Greitens won’t face charges for allegedly lying to state ethics commission
After weeks of silence, and hours before state lawmakers convene a special session to consider impeaching Gov. Eric Greitens, Cole County Prosecutor Mark Richardson announced Friday that he won't file criminal charges against the governor over alleged campaign finance violations.
In a fax sent to the Jefferson City CBS affiliate, Richardson said that he was provided information by the state attorney general's office about the governor's campaign, but after "due consideration" he would not be filing the criminal charges suggested by Attorney General Josh Hawley.
Richardson then said he'd have no further comment.
Lawmakers will begin a special legislative session at 6:30 p.m. Friday to consider allegations of misconduct against the governor and potentially move toward impeachment and removal from office.
Among the things they were weighing were the allegations that Richardson decided not to pursue.
Hawley's office had turned over evidence to Richardson that the attorney general believed was proof that Greitens had knowingly filing false campaign finance disclosure reports to the Missouri Ethics Commission, a Class A misdemeanor.
But the decision to file charges rested in the hands of Richardson, a Republican.
Mary Compton, Hawley's spokeswoman, said in a statement that the attorney general's office stands by its conclusion that enough evidence of criminal wrongdoing exists to warrant charges to be filed.
The allegations of criminal wrongdoing center on a consent decree Greitens signed in April 2017 to settle a complaint filed with the Missouri Ethics Commission. In that consent decree, Greitens admitted that his campaign had failed to disclose it had obtained a donor list belonging to The Mission Continues, a veterans charity Greitens founded in 2007.
Greitens’ campaign paid a $100 fine and agreed to amend its campaign filings to show it received the donor list as an in-kind contribution from former campaign manager Danny Laub in March 2015.
Laub told the attorney general's office that he he was tricked by the governor’s political advisers into taking the blame for illegally obtaining and using the donor list. The explanation Greitens provided in the consent decree and campaign disclosure filing was a lie, Laub said.
Hawley’s office had been investigating the circumstances surrounding Greitens’ use of the donor list since late February. Last month, evidence collected by Hawley’s office led the St. Louis prosecutor to charge Greitens with one felony count of computer tampering for allegedly taking the list without the charity’s permission.
House Minority Leader Gail McCann Beatty, D-Kansas City, noted that Richardson filed criminal charges against 23 clergy members in 2016. The misdemeanor charges of trespassing and obstructing Senate business stemmed from a ay 2014 protest in the Missouri Senate against Missouri lawmakers’ decision not to expand Medicaid benefits.
"So he will file charges against ministers, primarily senior citizens, who were excising their First Amendment rights as citizens, but he won't look into potentially criminal acts of our governor?" McCann Beatty said.
She later added: “Mr. Richardson clearly has difficulty assessing threats to the integrity of state government."
Richardson took the charges to trial, and 22 ministers were convicted of first-degree trespassing but acquitted of charges of disrupting government operations. The protesters were ultimately pardoned by former Gov. Jay Nixon.
Sen. Kiki Curls, D-Kansas City, said Richardson "embarrassed" the Capitol and the state when he prosecuted the Medicaid protesters.
"It’s unthinkable," she said, "that Mark Richardson would try to send those ministers to jail, but refuse to even investigate the case against the governor.
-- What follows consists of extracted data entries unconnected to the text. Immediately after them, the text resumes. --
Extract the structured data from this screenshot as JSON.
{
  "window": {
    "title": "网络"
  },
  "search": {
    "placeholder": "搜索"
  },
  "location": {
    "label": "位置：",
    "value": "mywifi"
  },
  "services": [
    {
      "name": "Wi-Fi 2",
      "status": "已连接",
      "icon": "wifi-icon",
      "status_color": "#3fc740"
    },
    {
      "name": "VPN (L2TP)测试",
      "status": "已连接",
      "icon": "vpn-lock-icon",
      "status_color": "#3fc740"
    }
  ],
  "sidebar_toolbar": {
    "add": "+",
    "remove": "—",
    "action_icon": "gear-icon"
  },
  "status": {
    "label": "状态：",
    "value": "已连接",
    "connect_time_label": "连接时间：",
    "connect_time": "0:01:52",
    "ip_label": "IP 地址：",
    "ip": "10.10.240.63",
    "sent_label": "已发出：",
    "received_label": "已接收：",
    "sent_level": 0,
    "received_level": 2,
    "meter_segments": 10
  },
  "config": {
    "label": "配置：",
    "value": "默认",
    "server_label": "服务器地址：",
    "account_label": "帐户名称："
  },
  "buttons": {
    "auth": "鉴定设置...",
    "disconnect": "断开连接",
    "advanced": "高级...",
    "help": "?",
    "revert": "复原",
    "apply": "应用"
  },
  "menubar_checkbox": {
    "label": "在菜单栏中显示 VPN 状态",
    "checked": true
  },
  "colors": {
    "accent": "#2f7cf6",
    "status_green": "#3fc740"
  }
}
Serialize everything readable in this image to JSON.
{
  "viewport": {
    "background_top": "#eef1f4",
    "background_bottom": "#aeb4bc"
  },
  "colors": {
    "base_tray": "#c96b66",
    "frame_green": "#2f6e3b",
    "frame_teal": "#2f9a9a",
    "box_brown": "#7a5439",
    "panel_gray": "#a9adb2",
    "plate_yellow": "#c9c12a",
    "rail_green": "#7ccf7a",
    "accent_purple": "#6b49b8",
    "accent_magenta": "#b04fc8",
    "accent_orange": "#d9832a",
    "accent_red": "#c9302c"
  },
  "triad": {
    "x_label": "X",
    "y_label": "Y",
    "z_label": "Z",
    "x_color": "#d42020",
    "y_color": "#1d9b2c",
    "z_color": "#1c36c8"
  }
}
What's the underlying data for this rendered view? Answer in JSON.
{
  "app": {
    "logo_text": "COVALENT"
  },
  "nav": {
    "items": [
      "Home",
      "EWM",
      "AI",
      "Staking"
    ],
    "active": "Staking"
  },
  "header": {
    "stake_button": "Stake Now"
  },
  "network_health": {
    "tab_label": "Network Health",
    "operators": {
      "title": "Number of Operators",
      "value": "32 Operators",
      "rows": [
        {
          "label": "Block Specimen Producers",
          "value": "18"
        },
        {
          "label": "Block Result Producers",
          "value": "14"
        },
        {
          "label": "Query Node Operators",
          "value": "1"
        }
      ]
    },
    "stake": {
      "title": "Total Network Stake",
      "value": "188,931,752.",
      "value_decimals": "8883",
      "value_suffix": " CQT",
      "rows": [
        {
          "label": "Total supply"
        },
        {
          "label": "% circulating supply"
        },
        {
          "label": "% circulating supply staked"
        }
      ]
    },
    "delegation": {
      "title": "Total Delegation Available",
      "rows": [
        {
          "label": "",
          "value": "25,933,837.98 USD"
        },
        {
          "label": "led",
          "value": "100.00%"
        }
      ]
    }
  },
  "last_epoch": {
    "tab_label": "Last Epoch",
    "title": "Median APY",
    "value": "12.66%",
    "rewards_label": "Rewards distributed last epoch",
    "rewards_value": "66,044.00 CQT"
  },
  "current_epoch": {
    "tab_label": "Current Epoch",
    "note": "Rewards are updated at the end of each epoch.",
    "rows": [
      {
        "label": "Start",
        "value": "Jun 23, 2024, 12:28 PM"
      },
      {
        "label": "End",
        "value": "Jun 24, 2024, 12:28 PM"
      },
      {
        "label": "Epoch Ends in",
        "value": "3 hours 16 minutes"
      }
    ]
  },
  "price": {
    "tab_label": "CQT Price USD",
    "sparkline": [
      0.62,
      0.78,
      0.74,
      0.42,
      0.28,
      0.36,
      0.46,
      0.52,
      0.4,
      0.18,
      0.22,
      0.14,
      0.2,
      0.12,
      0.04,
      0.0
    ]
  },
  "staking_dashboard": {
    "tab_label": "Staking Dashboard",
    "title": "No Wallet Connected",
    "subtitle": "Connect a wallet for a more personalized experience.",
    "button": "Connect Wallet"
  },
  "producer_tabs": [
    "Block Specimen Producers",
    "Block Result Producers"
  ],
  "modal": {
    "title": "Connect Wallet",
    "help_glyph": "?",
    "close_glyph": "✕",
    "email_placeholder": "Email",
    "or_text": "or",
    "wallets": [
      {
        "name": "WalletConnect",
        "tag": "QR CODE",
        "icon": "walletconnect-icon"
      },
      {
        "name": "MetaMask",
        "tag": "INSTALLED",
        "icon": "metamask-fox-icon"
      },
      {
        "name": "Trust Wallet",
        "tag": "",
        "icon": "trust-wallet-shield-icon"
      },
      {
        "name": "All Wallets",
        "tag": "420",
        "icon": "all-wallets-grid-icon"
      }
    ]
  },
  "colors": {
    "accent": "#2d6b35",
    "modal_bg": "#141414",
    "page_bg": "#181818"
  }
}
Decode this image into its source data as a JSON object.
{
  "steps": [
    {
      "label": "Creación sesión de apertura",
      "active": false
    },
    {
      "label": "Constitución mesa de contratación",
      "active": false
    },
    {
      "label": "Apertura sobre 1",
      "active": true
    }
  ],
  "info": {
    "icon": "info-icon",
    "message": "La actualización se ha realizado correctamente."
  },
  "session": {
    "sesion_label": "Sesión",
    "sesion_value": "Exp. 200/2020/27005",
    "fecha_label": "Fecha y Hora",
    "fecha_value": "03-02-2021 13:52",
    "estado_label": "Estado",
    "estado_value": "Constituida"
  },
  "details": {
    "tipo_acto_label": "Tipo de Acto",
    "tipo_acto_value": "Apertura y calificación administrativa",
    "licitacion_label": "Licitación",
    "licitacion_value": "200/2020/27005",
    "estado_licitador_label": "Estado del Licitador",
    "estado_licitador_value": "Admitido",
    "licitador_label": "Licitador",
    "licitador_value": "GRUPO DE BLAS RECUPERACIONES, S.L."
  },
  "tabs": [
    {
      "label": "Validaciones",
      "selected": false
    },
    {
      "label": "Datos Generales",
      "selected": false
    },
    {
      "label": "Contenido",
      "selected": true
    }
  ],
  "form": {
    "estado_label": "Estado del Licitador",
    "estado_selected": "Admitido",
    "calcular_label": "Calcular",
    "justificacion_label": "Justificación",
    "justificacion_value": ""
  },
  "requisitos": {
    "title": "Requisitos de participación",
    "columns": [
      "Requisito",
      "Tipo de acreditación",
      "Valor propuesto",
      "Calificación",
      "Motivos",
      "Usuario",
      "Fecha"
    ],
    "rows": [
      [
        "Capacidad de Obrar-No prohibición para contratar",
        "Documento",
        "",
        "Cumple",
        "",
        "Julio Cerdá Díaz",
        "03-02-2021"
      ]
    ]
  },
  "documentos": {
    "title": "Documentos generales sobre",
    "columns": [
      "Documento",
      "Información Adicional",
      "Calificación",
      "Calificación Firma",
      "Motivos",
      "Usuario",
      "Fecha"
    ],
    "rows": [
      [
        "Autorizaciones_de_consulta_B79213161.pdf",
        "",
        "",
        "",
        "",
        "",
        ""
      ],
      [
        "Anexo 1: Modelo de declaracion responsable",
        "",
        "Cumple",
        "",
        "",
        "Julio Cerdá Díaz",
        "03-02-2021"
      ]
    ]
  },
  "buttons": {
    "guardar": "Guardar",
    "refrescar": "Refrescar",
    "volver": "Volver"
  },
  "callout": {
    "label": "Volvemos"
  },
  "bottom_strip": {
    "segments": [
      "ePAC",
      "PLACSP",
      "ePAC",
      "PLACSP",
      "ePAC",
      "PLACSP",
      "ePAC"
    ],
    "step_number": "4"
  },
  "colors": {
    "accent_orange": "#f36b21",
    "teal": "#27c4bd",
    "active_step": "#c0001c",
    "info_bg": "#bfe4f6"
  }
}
That’s why our people have no trust in the system. He’s awful. It’s a disgrace."
On Thursday, Greitens' campaign released a string of emails from 2015 in which the governor's campaign fundraiser, Meredith Gibbons, says she used the donor list "for fundraising purposes."
Less than a year later, in October 2016, Greitens would publicly deny he had ever used the list for fundraising purposes.
In addition to the allegations that Greitens stole The Mission Continues donor list and lied about it to the state ethics commission, lawmakers contemplating impeachment are also looking at accusations of coercive and violent sexual misconduct from a woman with whom Greitens had an affair in 2015.
A felony invasion of privacy charge in St. Louis stemming from the 2015 affair was dropped earlier this week. Greitens celebrated it as vindication, but the St. Louis circuit attorneys office says it will ask a special prosecutor to refile charges.
Greitens faces accusations that he used shell companies to conceal the identity of donors to his 2016 campaign, a violation of state campaign finance disclosure law. And he's facing a lawsuit in Cole County accusing him and his staff of using a self-destructing text message app to circumvent the state’s open records law.
Additionally, Washington University and the John Templeton Foundation are both investigating whether Greitens violated an agreement by allegedly using an academic grant to pay his political staff as he was planning his campaign for governor.